Zut, pourquoi toutes mes pensées me rappelaient ma propre situation ? Je revenais toujours à la conclusion d'origine : je n'étais pas une bonne personne et tous le savait : des amis ce sont des personnes qui partagent les même valeurs que nous. Résultat ? Je ne pensais pas que Debby, Rufus ou encore Thimoé et moi avions  une vision identique de la vie. Dans mon cas, j'ai eu l'impression que plus une personne et moi nous ressemblions, moins on s'entendait, drôle de paradoxe. De toute façon, je ne voulais pas être amie avec Thim... Alors là, pas du tout. Que voulais-tu de lui, donc ? Je préférais ne pas y penser.
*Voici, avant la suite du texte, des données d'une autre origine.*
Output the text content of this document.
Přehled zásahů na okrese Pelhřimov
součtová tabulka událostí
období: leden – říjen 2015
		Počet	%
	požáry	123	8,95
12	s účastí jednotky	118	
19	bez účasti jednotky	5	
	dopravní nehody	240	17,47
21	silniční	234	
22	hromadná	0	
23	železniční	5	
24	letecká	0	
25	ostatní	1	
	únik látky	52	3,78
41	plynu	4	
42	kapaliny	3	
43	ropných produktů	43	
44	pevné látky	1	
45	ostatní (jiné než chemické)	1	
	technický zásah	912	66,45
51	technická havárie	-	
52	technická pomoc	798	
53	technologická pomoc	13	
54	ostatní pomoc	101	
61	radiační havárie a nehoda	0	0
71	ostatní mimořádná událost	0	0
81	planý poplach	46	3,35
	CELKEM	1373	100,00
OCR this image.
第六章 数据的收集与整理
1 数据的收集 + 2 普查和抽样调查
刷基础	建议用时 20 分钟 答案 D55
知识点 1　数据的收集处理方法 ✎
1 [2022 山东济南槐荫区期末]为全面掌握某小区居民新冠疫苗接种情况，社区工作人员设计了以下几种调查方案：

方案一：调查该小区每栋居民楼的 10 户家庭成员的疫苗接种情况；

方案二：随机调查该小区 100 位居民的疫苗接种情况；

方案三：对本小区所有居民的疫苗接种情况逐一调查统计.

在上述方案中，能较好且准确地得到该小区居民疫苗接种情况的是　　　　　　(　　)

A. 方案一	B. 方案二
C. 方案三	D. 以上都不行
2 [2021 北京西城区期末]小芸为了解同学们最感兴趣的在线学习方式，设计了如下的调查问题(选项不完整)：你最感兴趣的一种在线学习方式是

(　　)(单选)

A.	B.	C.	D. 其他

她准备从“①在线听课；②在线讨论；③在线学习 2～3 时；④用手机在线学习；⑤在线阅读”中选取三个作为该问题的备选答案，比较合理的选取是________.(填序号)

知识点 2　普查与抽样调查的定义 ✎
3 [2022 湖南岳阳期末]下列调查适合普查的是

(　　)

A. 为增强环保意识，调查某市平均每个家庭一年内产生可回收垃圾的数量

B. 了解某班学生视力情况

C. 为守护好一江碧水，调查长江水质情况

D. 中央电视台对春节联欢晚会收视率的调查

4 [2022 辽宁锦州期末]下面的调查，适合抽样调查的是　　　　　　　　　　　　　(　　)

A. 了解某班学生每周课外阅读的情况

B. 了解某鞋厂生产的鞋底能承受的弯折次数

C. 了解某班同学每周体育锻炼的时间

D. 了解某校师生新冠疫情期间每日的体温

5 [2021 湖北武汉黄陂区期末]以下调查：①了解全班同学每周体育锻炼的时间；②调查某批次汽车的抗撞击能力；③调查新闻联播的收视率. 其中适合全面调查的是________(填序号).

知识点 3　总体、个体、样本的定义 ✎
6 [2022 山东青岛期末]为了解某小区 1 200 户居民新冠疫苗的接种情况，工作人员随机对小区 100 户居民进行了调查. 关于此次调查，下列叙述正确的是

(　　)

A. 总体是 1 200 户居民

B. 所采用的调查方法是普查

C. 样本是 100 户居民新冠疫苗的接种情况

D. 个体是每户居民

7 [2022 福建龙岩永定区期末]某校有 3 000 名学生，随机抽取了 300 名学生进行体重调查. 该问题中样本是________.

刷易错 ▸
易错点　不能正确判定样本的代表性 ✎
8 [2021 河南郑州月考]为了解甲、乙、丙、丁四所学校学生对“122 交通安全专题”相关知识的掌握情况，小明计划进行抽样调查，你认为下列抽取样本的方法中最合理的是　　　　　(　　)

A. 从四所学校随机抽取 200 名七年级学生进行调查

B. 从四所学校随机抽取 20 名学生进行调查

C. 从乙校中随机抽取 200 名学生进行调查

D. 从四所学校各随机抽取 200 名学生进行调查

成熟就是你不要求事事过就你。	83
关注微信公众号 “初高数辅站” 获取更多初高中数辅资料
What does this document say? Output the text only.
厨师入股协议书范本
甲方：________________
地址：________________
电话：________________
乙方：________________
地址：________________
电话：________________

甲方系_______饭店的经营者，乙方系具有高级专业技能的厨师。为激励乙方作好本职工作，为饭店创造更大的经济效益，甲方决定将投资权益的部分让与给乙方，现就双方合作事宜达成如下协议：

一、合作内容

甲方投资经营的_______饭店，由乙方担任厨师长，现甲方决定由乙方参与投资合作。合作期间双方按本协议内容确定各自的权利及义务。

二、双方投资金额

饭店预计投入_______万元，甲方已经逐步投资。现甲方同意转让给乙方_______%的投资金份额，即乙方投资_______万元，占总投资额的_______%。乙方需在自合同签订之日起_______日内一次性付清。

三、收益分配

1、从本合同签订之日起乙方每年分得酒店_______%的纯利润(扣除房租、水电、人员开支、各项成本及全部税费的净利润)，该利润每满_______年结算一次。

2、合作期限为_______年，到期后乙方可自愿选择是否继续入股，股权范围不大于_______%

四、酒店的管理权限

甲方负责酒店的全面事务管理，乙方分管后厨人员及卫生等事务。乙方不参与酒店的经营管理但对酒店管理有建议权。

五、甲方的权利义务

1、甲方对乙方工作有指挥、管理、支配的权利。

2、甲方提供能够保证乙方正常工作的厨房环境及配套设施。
-Tu as raison, je suis sans cœur, ai-je répondu en me couchant aussi, déposant mon ordinateur sur la table de chevet.

-Je ne voulais pas te vexer...

-C'est la vérité, tu sais, t'inquiète pas, c'est cool.

-Non, c'est pas la vérité ! Je peux te citer dix bons arguments que t'as un cœur et sûrement un grand !

-Parle toujours, gamine.

-Grrrr, tu verras quand j'aurai enfin mes quinze ans !

-Tu crois que ça changera quelque chose ? ai-je ricané en me mettant en position assise, vite suivie par elle.

-Gnagnagna, tu feras moins la maligne !

J'ai levé les yeux au plafond en prenant une sucette dans le paquet de bonbons. Debby a passé une main dans ses cheveux farfelus avant de lever l'index, un sourire amusé aux lèvres.

-Petit un, a-t-elle débuté. Tu es drôle, un humour piquant et trop cool, quelqu'un qui est drôle a forcément un cœur !

-Pas mal, ai-je souri.

-Ensuite, tu aimes les films d'amours tristes parce que au fond ça te fait du bien de souffrir à la fin... et si tu souffres, alors t'as un cœur !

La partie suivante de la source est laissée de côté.